Emergence of (bi)multi-partiteness in networks having inhibitory and excitatory couplings
Sarika Jalan, Sanjiv K. Dwivedi

TL;DR
This paper investigates how networks with inhibitory and excitatory couplings naturally evolve into (bi)multi-partite structures, demonstrating stability and robustness through a genetic algorithm approach.
Contribution
It introduces a genetic algorithm method to show the emergence and stability of (bi)multi-partite network structures with inhibitory and excitatory interactions.
Findings
Networks evolve to (bi)multi-partite structures under stability constraints.
Evolved patterns are robust to initial conditions and interaction fluctuations.

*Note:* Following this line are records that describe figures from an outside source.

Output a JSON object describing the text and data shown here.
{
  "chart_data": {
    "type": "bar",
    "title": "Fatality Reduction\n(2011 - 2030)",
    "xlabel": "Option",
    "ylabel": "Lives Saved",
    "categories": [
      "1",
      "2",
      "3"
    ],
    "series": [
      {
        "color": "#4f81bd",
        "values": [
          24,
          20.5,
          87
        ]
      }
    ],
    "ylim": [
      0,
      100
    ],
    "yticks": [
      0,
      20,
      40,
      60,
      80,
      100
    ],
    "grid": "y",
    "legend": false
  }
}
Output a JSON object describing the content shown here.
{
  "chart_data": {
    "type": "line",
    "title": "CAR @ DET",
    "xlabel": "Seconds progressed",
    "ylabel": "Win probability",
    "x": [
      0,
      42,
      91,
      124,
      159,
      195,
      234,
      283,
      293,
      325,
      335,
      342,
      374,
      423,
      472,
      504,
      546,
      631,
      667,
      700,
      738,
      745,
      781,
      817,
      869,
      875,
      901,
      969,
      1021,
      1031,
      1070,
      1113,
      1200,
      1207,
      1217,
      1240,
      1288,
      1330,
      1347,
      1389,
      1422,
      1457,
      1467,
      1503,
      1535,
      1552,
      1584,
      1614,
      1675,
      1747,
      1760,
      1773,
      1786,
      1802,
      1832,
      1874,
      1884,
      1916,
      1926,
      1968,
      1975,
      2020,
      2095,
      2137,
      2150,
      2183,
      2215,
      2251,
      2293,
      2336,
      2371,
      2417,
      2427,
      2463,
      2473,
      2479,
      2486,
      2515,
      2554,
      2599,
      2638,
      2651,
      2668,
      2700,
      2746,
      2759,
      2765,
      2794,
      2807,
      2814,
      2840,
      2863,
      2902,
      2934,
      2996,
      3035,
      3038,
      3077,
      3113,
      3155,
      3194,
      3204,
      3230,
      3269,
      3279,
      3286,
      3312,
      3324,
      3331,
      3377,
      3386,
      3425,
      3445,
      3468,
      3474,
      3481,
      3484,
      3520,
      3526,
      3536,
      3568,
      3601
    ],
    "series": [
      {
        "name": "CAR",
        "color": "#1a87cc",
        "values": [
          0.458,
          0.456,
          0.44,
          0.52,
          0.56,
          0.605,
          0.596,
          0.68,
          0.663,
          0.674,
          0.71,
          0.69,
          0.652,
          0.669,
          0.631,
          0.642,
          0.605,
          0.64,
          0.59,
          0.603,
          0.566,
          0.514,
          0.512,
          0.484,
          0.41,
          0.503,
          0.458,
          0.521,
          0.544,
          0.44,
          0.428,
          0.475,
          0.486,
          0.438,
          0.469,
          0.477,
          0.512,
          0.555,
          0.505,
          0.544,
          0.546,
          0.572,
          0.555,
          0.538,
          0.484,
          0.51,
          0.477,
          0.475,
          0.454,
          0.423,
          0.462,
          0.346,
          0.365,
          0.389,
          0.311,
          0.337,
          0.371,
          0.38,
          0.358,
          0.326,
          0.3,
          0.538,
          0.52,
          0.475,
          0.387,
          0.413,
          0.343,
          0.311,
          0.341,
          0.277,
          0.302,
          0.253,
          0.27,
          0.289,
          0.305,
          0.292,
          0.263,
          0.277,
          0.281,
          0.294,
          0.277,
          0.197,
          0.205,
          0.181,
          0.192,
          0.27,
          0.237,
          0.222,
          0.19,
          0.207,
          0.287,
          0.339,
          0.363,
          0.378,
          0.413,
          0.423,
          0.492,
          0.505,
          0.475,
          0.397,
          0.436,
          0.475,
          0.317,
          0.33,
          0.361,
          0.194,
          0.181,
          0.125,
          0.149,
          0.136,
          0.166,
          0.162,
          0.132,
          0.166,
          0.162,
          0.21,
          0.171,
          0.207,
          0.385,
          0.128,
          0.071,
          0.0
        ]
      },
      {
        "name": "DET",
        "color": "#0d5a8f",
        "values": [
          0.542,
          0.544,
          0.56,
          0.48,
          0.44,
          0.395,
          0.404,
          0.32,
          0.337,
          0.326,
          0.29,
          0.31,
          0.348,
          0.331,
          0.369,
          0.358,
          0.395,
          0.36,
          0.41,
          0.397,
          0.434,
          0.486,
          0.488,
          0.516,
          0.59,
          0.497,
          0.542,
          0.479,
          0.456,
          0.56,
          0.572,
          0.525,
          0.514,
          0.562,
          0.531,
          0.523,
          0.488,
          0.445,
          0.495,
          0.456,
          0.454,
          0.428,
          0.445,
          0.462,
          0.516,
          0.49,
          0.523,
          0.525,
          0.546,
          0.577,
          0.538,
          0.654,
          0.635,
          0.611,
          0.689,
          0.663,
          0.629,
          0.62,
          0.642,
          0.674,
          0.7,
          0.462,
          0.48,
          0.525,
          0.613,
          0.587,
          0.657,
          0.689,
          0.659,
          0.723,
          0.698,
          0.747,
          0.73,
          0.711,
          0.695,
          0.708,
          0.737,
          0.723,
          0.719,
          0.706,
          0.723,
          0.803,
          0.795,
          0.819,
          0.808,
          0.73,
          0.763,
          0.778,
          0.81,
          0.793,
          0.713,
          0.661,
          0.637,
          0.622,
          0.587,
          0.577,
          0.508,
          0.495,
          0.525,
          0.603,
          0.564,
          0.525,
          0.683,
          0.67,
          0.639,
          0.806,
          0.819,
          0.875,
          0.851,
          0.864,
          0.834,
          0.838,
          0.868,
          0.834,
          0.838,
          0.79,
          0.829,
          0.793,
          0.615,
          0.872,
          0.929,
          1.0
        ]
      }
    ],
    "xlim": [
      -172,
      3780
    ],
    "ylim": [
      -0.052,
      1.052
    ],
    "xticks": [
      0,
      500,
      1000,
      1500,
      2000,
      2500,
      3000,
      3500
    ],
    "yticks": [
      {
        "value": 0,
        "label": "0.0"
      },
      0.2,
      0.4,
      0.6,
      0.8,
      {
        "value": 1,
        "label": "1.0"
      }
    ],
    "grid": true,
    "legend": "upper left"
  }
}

Minimizing the largest eigenvalue promotes stable network configurations.
Abstract
(Bi)multi-partite interaction patterns are commonly observed in real world systems which have inhibitory and excitatory couplings. We hypothesize these structural interaction pattern to be stable and naturally arising in the course of evolution. We demonstrate that a random structure evolves to the (bi)multi-partite structure by imposing stability criterion through minimization of the largest eigenvalue in the genetic algorithm devised on the interacting units having inhibitory and excitatory couplings. The evolved interaction patterns are robust against changes in the initial network architecture as well as fluctuations in the interaction weights.